Es liegt wohl zu einem großen Teil an der lebensbejahenden Farbenpracht in vielen Werken Noldes, die die Faszination dieses Künstlers ausmacht. Betrachter, die nichts als Schönheit suchen, können sie bei ihm finden.

Noldes künstlerisches Erbe wird an seinem langjährigen Wohnsitz im äußersten Norden Schleswig-Holsteins bewahrt. Seit 1957 ist das frühere Wohn- und Atelierhaus Noldes Museum und Sitz der Nolde Stiftung Seebüll. Der Künstler hatte das dem gradlinigen Bauhaus-Stil nachempfundene Gebäude selbst entworfen.
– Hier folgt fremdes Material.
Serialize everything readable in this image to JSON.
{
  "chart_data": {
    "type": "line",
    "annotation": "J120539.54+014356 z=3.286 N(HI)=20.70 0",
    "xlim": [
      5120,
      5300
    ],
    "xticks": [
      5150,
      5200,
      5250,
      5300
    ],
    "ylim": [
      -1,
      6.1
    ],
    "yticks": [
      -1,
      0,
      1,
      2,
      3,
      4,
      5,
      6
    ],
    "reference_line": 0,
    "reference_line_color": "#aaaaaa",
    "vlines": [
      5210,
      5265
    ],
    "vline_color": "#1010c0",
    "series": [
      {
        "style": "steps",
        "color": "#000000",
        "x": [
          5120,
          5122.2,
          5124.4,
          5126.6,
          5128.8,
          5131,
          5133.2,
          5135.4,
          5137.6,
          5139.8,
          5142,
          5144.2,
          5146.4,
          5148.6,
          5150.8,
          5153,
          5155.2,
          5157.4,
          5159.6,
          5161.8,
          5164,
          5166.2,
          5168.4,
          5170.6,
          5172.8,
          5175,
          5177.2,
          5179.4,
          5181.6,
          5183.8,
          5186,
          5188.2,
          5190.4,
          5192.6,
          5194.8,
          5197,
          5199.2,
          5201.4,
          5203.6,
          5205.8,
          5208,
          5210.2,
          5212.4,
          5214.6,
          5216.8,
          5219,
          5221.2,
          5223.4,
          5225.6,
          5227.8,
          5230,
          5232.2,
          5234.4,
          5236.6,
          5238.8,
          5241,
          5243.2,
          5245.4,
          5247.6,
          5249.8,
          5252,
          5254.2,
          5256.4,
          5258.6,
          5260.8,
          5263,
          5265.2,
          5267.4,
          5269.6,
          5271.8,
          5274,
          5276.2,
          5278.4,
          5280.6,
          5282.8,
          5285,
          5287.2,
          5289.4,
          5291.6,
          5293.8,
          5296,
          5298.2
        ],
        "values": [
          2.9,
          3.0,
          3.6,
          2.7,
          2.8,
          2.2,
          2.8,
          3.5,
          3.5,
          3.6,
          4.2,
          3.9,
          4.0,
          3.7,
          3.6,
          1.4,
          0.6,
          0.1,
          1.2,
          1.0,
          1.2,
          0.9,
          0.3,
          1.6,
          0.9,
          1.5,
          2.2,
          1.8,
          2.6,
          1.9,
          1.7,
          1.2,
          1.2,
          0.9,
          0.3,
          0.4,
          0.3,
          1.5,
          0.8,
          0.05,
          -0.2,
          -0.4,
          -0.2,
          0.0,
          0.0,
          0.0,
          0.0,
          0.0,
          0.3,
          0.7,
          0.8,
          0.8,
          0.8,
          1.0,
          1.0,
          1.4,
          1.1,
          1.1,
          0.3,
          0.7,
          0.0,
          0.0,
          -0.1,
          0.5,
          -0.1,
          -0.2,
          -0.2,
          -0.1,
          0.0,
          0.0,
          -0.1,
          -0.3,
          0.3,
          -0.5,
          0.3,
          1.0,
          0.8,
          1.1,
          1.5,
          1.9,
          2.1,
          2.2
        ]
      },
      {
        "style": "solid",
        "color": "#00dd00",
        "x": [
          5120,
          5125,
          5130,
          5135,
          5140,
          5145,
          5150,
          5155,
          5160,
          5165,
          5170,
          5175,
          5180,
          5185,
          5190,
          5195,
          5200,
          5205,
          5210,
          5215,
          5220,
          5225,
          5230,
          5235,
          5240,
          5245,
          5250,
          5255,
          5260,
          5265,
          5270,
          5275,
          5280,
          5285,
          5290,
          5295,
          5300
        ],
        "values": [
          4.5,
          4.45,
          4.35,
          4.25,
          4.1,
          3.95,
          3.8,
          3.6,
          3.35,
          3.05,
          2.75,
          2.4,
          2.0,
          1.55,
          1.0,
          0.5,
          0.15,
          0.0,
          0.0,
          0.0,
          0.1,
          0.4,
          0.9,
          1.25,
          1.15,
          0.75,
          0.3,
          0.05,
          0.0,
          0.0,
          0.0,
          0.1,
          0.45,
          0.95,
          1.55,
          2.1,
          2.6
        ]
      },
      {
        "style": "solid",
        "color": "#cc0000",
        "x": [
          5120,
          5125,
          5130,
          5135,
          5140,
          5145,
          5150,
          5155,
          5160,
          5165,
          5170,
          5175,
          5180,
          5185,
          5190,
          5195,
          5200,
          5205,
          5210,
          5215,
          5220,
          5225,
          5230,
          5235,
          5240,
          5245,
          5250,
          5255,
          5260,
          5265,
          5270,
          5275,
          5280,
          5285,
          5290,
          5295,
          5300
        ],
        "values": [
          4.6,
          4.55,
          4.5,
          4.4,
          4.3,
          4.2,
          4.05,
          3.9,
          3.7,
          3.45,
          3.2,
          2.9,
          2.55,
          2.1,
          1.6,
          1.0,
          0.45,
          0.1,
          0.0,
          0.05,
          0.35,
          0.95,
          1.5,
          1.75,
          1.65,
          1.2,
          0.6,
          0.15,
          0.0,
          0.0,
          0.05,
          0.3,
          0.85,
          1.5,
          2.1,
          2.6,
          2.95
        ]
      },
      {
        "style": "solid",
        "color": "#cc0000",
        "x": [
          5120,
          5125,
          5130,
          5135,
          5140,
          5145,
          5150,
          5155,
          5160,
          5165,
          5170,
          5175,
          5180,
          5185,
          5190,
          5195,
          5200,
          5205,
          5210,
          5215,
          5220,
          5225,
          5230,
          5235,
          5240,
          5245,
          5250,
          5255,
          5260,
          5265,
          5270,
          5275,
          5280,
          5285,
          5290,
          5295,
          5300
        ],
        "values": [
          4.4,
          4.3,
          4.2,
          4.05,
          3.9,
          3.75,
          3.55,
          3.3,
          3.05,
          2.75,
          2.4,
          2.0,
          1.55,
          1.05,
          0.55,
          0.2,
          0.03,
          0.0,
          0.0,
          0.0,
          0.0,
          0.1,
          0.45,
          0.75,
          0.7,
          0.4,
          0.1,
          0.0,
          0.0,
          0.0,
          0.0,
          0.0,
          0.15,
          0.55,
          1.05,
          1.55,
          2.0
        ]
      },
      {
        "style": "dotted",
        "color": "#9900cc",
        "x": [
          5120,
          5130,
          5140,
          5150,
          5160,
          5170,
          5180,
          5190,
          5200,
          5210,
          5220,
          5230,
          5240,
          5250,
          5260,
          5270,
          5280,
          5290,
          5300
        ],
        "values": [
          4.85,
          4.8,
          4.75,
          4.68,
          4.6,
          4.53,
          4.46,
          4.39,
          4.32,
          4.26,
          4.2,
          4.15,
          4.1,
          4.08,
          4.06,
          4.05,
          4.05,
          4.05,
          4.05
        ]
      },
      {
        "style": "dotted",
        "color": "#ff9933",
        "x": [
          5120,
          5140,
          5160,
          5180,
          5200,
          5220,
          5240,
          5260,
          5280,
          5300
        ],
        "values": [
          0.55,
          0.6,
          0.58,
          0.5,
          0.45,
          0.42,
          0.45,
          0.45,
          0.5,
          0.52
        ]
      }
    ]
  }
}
Von 1930 an lebte er mit seiner ersten Frau Ada hier, später — bis zu seinem Tod 1956 — mit seiner mehr als 50 Jahre jüngeren zweiten Ehefrau.

Das Nolde-Museum zählt inzwischen über 62 000 Besucher pro Jahr. Zurzeit ist dort eine Ausstellung mit späten Werken des expressionistischen Malers zu sehen. Denn Nolde war auch im hohen Alter noch äußerst produktiv. Zwischen 1945 und 1951 schuf er allein mehr als 100 Gemälde — bis er aus gesundheitlichen Gründen keine Ölbilder mehr malen konnte. Die Ausstellung zeigt, dass Nolde im Alter seinen Motiven treu geblieben ist: Menschen, Landschaften, Meer, Blumen, aber auch Fantastisches oder Groteskes.

Im ehemaligen Atelier Noldes im Erdgeschoss sind heute seine religiösen Bilder ausgestellt. Um das 1911/12 entstandene gewaltige Werk „Das Leben Christi“ (sechs Meter breit, knapp 2,40 Meter hoch) zeigen zu können, musste erst mal der Fußboden raus. Die ehemalige Werkstatt musste abgesenkt, ein Fenster zugemauert werden.

Im kommenden Jahr gibt es wieder einen Grund, Nolde zu feiern: seinen 150. Geburtstag. Bis dahin soll auch Licht in sein ungeklärtes Verhältnis zu den Nazis gebracht sein. Die Nolde-Stiftung hat den Wissenschaftlern Aya Soika (Bard College, Berlin) und Bernhard Fulda (Cambridge) einen entsprechenden Auftrag erteilt.

Nolde-Ausstellungen

Die Ausstellung „Emil Nolde — Das Spätwerk“ ist bis zum 30. November im Nolde-Museum in Seebüll zu sehen.

Mit der Ausstellung „Emil Nolde — Der Maler“ wird es daneben eine weitere Retrospektive geben. Die Ausstellung ist ab 15. Juli zunächst im Brücke-Museum in Berlin, ab 5. November im Kunstmuseum Ravensburg zu sehen.

Für 2017 plant die Stiftung zum 150. Geburtstag Emil Noldes eine Ausstellung mit Meisterwerken.